Philippe Grandrieux dresse un portrait de Masao Hadachi, cinéaste japonais surréaliste trotskyste ayant milité à travers son œuvre pour son pays, pour la Palestine ou le Liban . Mais au-delà du portrait, Grandrieux revisite les interrogations du cinéaste pour se les approprier dans son propre geste filmique. Pour ne jamais séparer les idées des sensations, pour relier les paysages intérieurs au relief extérieur. Il alterne les gros plans, les flous, la surexpostion comme symboles d’un abandon. Il ne s’agit pas de comprendre (d’ailleurs nous comprenons-nous nous-mêmes ?) mais plus de ressentir, de percevoir l’humain derrière le cinéaste, et d’entrevoir la beauté contenue dans les gestes quotidiens, les repas, les cerisiers en fleurs. L’image ondule, caresse, s’assombrit et redevient lumière. L’image devient la vie.

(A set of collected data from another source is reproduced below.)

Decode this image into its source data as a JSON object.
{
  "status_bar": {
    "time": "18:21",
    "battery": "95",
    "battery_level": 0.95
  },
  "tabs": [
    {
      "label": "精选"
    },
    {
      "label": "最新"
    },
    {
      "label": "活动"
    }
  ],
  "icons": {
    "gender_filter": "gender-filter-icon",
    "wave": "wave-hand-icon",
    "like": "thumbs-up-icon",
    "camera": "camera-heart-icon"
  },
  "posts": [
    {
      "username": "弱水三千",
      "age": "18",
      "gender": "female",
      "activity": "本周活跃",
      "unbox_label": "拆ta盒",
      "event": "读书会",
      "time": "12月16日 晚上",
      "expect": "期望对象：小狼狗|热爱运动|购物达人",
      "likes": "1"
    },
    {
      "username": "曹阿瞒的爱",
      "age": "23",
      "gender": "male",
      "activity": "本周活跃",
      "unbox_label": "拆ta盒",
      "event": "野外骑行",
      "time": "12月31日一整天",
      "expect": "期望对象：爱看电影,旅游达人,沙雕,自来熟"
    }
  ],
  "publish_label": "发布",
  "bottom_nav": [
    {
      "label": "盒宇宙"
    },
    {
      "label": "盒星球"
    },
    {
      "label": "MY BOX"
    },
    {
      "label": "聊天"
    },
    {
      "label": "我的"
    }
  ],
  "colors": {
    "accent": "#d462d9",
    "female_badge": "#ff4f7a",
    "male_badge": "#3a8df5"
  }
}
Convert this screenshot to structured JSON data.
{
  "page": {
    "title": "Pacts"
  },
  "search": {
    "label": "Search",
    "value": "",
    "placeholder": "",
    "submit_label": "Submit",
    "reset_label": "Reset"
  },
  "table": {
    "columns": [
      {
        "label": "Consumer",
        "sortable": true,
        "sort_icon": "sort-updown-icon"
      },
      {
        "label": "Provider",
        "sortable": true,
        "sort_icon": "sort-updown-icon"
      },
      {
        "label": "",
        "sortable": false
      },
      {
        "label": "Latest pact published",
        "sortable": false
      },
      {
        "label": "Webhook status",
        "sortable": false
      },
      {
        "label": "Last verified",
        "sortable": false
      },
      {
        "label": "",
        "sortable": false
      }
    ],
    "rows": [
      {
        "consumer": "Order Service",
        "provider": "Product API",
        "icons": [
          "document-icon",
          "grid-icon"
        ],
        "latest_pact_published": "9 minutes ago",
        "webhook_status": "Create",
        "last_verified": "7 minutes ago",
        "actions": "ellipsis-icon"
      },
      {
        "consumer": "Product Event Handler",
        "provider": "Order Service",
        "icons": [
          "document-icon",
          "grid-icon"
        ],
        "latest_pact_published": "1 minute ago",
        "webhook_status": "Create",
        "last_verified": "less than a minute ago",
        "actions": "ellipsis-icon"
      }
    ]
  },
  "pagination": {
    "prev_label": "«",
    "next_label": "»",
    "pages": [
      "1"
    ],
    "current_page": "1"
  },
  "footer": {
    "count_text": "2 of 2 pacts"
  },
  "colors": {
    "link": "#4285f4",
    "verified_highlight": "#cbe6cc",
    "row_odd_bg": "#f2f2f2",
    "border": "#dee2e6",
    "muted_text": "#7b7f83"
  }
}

Hadachi dit qu’il n’y a pas de cinéma sans le mariage des idées et des sensations. Il évoque le manifeste du surréalisme, ce courant qui lui a permis de s’exprimer au départ, évoque le Journal d’un voleur de Genet qu’il lisait à haute voix et termine par cette phrase de Dostoïevski : « La beauté sauvera le monde ».
on ne fait jamais assez attention à la beauté dans les gestes du quotidien… Très touchant, très touché.